Für Unternehmen gilt es jedoch sicherzustellen, dass der hybride Briefversand den gleichen Sicherheitsstandards genügt wie der traditionelle Postverkehr. Aspekte wie Datenschutz sollten bei der Auswahl eines externen Dienstleisters deshalb die entscheidende Rolle spielen. Wichtigstes Ausschlusskriterium ist die geografische Lage der Rechenzentren des Anbieters. Liegen diese außerhalb Deutschlands, greifen oft die Gesetze des jeweiligen Landes – in den Vereinigten Staaten etwa der Patriot Act, der den Betreibern von Rechenzentren abverlangt, die Daten ihrer Kunden mit US-Behörden zu teilen. In Frage kommen deshalb nur Dienstleister, die deutsche Server im Einsatz haben. Außerdem müssen die Anbieter durch adäquate technische Maßnahmen das Briefgeheimnis gewährleisten, zum Beispiel indem sie Informationen ausschließlich in verschlüsselter Form übertragen.

Geschäftspost goes digital

Unternehmen, die ihren Briefversand auf digitale Füße stellen wollen, sollten auf einen Dienstleister setzen, der drei Voraussetzungen erfüllt: Erstens muss das Angebot gängige Briefformate und Versandarten unterstützen. Zweitens sollte das zur Verfügung gestellte Tool ein hohes Maß an Nutzerfreundlichkeit aufweisen und nahtlos in sämtliche Anwendungen integriert werden können, die von Mitarbeitern des Unternehmens zur Erstellung von Briefen genutzt werden. Der Versand eines Briefes aus einem Textprogramm wie Word heraus muss mit wenigen Klicks zu erledigen sein. Und drittens sind Anbieter gefordert, bestmögliche Sicherheit zu garantieren, etwa durch Verschlüsselung. Die Digitalisierung, so steht jedenfalls fest, macht auch vor dem Postversand nicht halt. Bester Beleg hierfür ist die wachsende Zahl an Unternehmen, die ihre Geschäftspost digital bzw. hybrid verschicken.

Christian Ladner, Binect GmbH.
Christian Ladner, Binect GmbH. (Bild: Ines Dombek/Binect)
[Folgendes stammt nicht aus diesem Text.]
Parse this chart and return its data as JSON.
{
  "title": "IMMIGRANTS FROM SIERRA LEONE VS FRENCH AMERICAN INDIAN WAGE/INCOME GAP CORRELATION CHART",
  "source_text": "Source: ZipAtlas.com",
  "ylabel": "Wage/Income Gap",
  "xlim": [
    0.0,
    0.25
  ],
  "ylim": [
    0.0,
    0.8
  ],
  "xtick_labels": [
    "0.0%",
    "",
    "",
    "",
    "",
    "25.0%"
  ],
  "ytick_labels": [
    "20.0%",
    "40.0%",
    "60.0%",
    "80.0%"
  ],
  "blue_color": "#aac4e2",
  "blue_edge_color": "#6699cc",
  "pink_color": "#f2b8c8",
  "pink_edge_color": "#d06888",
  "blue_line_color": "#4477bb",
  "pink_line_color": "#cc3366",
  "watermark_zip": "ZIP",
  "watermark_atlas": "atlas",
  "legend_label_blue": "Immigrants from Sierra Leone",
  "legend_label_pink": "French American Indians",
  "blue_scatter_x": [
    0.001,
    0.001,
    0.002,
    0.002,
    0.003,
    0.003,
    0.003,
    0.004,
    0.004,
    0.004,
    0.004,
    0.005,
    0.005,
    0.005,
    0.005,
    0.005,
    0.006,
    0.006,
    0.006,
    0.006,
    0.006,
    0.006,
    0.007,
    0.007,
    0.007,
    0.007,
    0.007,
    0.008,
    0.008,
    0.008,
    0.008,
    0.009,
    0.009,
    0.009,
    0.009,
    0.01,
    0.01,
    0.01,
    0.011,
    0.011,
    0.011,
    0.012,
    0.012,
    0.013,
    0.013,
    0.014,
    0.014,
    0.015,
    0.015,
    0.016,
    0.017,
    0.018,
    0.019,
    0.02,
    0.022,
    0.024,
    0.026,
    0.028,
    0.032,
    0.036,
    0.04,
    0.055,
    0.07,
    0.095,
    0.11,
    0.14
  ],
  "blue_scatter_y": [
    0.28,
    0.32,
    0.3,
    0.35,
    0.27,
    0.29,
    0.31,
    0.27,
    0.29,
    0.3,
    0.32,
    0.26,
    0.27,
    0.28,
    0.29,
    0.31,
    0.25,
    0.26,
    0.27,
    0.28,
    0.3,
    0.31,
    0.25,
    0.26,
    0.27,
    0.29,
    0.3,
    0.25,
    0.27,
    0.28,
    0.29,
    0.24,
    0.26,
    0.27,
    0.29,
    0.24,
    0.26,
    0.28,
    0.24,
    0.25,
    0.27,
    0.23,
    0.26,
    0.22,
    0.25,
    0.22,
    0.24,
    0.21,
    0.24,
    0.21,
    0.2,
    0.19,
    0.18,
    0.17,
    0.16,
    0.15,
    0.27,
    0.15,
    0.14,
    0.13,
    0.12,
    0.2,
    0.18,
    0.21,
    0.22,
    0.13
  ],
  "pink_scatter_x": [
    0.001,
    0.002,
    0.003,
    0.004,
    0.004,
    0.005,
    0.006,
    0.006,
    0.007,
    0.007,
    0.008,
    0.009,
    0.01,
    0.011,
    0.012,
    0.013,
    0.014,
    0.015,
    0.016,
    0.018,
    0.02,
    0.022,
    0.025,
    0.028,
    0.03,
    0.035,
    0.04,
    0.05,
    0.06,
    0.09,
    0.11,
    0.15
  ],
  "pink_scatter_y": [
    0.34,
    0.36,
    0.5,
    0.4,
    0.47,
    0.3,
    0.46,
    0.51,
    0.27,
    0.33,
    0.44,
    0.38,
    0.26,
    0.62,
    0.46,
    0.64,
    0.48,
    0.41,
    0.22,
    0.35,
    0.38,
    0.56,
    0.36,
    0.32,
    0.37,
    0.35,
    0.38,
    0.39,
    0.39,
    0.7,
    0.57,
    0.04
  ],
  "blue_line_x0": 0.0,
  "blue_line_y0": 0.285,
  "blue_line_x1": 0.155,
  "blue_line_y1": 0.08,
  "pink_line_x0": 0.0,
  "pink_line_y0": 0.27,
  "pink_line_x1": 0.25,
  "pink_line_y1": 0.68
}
Die Digitalisierung der Geschäftswelt wurde in der Vergangenheit zumeist durch wirtschaftliche Faktoren vorangetrieben – etwa durch die Einsicht, dass eine Maßnahme die Produktivität steigern und die Kosten senken wird. So war es, als Unternehmen in den 1980er Jahren begannen, ihre Schreibmaschinen durch Computer zu ersetzen. Auch das Ende der Poststellen scheint sich nun anzubahnen – Ersatz liefert der digitale Briefkasten. Die Zeiten, in denen Mitarbeiter Briefe selbst mühsam ausdruckten, falzten, kuvertierten, frankierten und einwarfen, sind vorbei.

* Der Autor Christian Ladner ist Geschäftsführer der Binect GmbH.